Le peuple des rennes de
Megan Lindholm est une intégrale publiée par les éditions ActuSF qui reprend une duologie. Si l'objet est toujours très beau dans la collection collector, j'ai surtout été intéressée par une nouvelle découverte de la part de
Megan Lindholm, alias
Robin Hobb. J'aime ainsi beaucoup découvrir ses oeuvres moins connues, qui explorent des thèmes souvent très intimes et peu abordés en fantasy.
Megan Lindholm choisit, pour cette duologie, un contexte très original. Je n'avais jamais lu d'histoire se passant dans des tribus nomades de la toundra en des temps très anciens. Nous sommes dans des populations vivant dans des conditions parfois difficiles, entre le froid, la maladie et les animaux sauvages. C'est très visible à travers le personnage de Tillu, contrainte de quitter une tribu pour sauver son fils de l'influence de Carp, chaman acariâtre qui aime à abuser de son pouvoir sur les esprits impressionnables. Elle doit donc survivre en milieu hostile avec son fils, Kerleu, un garçon différent des autres. En tant que guérisseuse, elle est souvent le témoin des maladies et blessures de son entourage : fièvres, piétinage par des rennes, blessures suite aux longues marches…

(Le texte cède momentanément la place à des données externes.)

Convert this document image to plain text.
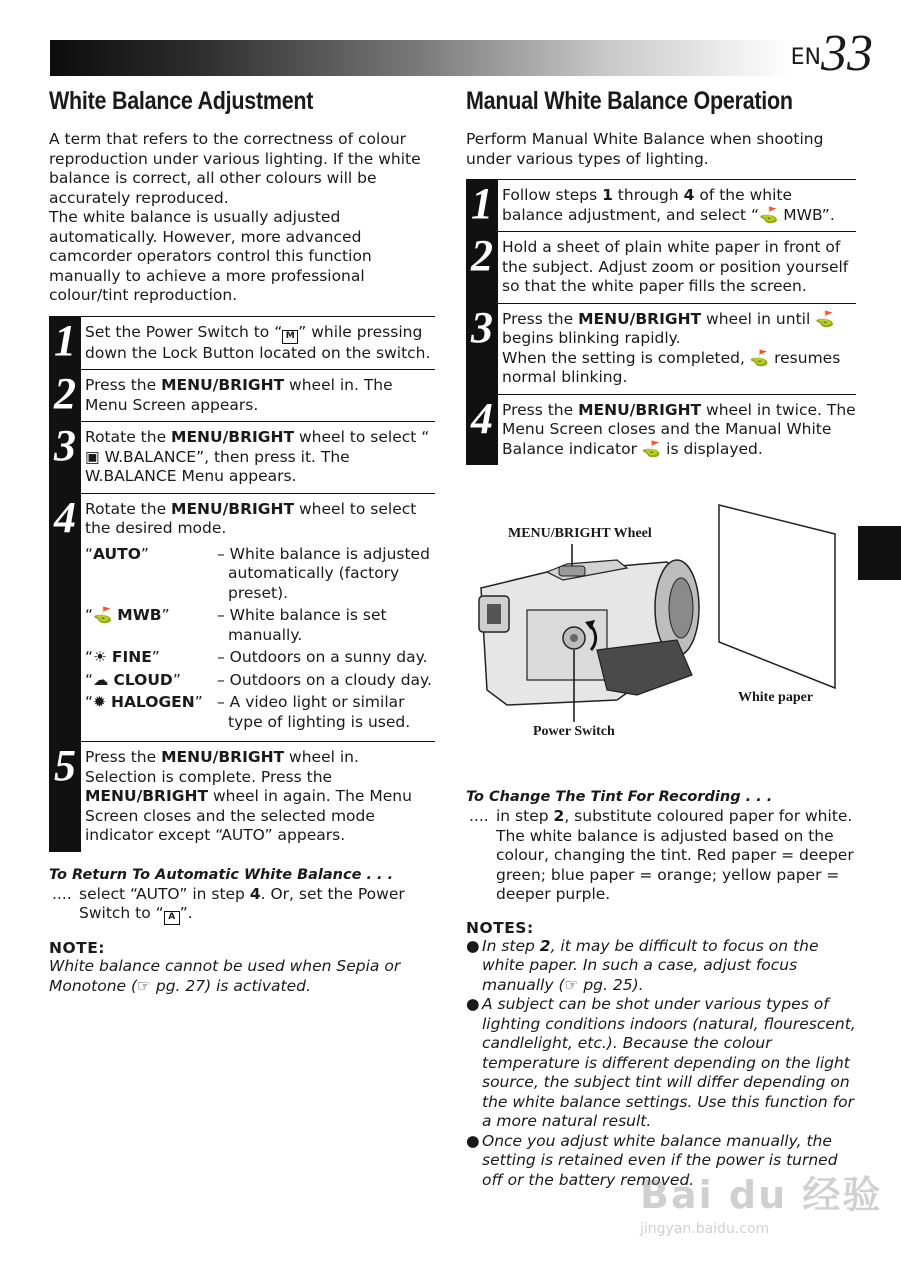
EN33
White Balance Adjustment

A term that refers to the correctness of colour reproduction under various lighting. If the white balance is correct, all other colours will be accurately reproduced.

The white balance is usually adjusted automatically. However, more advanced camcorder operators control this function manually to achieve a more professional colour/tint reproduction.

1 Set the Power Switch to “ M ” while pressing down the Lock Button located on the switch.
2 Press the MENU/BRIGHT wheel in. The Menu Screen appears.
3 Rotate the MENU/BRIGHT wheel to select “▣ W.BALANCE”, then press it. The W.BALANCE Menu appears.
4 Rotate the MENU/BRIGHT wheel to select the desired mode.
“AUTO”	– White balance is adjusted automatically (factory preset).
“⛳ MWB”	– White balance is set manually.
“☀ FINE”	– Outdoors on a sunny day.
“☁ CLOUD”	– Outdoors on a cloudy day.
“✹ HALOGEN” – A video light or similar type of lighting is used.
5 Press the MENU/BRIGHT wheel in. Selection is complete. Press the MENU/BRIGHT wheel in again. The Menu Screen closes and the selected mode indicator except “AUTO” appears.
To Return To Automatic White Balance . . .
.... select “AUTO” in step 4. Or, set the Power Switch to “ A ”.
NOTE:
White balance cannot be used when Sepia or Monotone (☞ pg. 27) is activated.
Manual White Balance Operation

Perform Manual White Balance when shooting under various types of lighting.

1 Follow steps 1 through 4 of the white balance adjustment, and select “⛳ MWB”.
2 Hold a sheet of plain white paper in front of the subject. Adjust zoom or position yourself so that the white paper fills the screen.
3 Press the MENU/BRIGHT wheel in until ⛳ begins blinking rapidly.
When the setting is completed, ⛳ resumes normal blinking.
4 Press the MENU/BRIGHT wheel in twice. The Menu Screen closes and the Manual White Balance indicator ⛳ is displayed.
MENU/BRIGHT Wheel
White paper
Power Switch
To Change The Tint For Recording . . .
.... in step 2, substitute coloured paper for white. The white balance is adjusted based on the colour, changing the tint. Red paper = deeper green; blue paper = orange; yellow paper = deeper purple.
NOTES:
● In step 2, it may be difficult to focus on the white paper. In such a case, adjust focus manually (☞ pg. 25).
● A subject can be shot under various types of lighting conditions indoors (natural, flourescent, candlelight, etc.). Because the colour temperature is different depending on the light source, the subject tint will differ depending on the white balance settings. Use this function for a more natural result.
● Once you adjust white balance manually, the setting is retained even if the power is turned off or the battery removed.
Bai du 经验
jingyan.baidu.com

IL est aussi très intéressant de découvrir des éléments culturels. Par exemple, l'importance des rennes pour la tribu d'Heckram, qui permettent de se nourrir, de se vêtir… Mais aussi d'affirmer sa richesse et la bonne santé de sa famille pour trouver de quoi se marier. Il y a aussi une grande importance accordée à l'artisanat, notamment à travers la taille du bois et des os. L'ensemble des cycles de vie de ces populations sont également citées, comme la nécessité de se déplacer à certaines périodes de l'année, dans un mode de vie semi-nomade. L'autrice nous présente donc un livre immersif qui a l'air d'avoir de bénéficié de beaucoup de recherches.
Comme toujours avec
Megan Lindholm/
Robin Hobb, la principale force du récit se trouve dans les personnages. ici, c'est d'autant plus vrai que les éléments de fantasy sont discrets, l'histoire se concentre sur les relations et les caractères forts. C'est notamment le cas de Tillu, guérisseuse au caractère indépendant qui élève seule son fils ayant des difficultés d'apprentissage. J'ai beaucoup aimé le lien complexe qui l'unissait à Kerleu. En effet, elle est loin d'être une femme dont la vie se limite à son enfant, et exprime même parfois des regrets quant à la naissance de ce dernier. C'est un sujet très tabou et très rare, et l'autrice parvient à le mettre en scène avec pudeur et respect, sans que l'on ne considère Tillu comme une personne détestable. D'autres personnages qu'elle rencontrera, comme Heckram, Ella et Kari, sont également écrits en subtilité, construisant une galerie de personnages très humains et attachants.
Mais le pendant des antagonistes n'est pas en reste.
Megan Lindholm construit des personnages également très humains dans leurs faiblesses. Joboam est spécialement détestable : cruel, abusif, assoiffé de pouvoir… Tout en cachant ses vices derrière un vernis de dignité et de bienséance. Carp, le chaman, est plus nuancé par moments, mais son sexisme nauséabond et sa tendance à apprécier se vautrer dans le luxe aux dépends du reste du clan est pénible. Ensuite, d'autres personnages exaspèrent pour leurs faiblesses : Capiam, le chef, semble incapable de lire la réalité de son entourage. Les ennemis de Tillu et Heckram sont particulièrement coriaces.
Megan Lindholm choisit ici de nous transporter dans un contexte peu exploité. Loin de nous plonger dans une fantasy peuplé de héros grandioses, elle nous propose un récit sensible autour des relations complexes qui lient différents personnages au passé parfois douloureux. Ce faisant, l'histoire comporte bien quelques éléments de magie, notamment à travers le chamanisme et les esprits, mais l'autrice travaille plutôt sur le développement de ses personnages. Ils sont donc tous nuancés, avec des antagonistes détestables et des héros attachants, à travers des thèmes variés comme le poids de la tradition, la solitude, la maternité mais aussi l'appartenance à un peuple.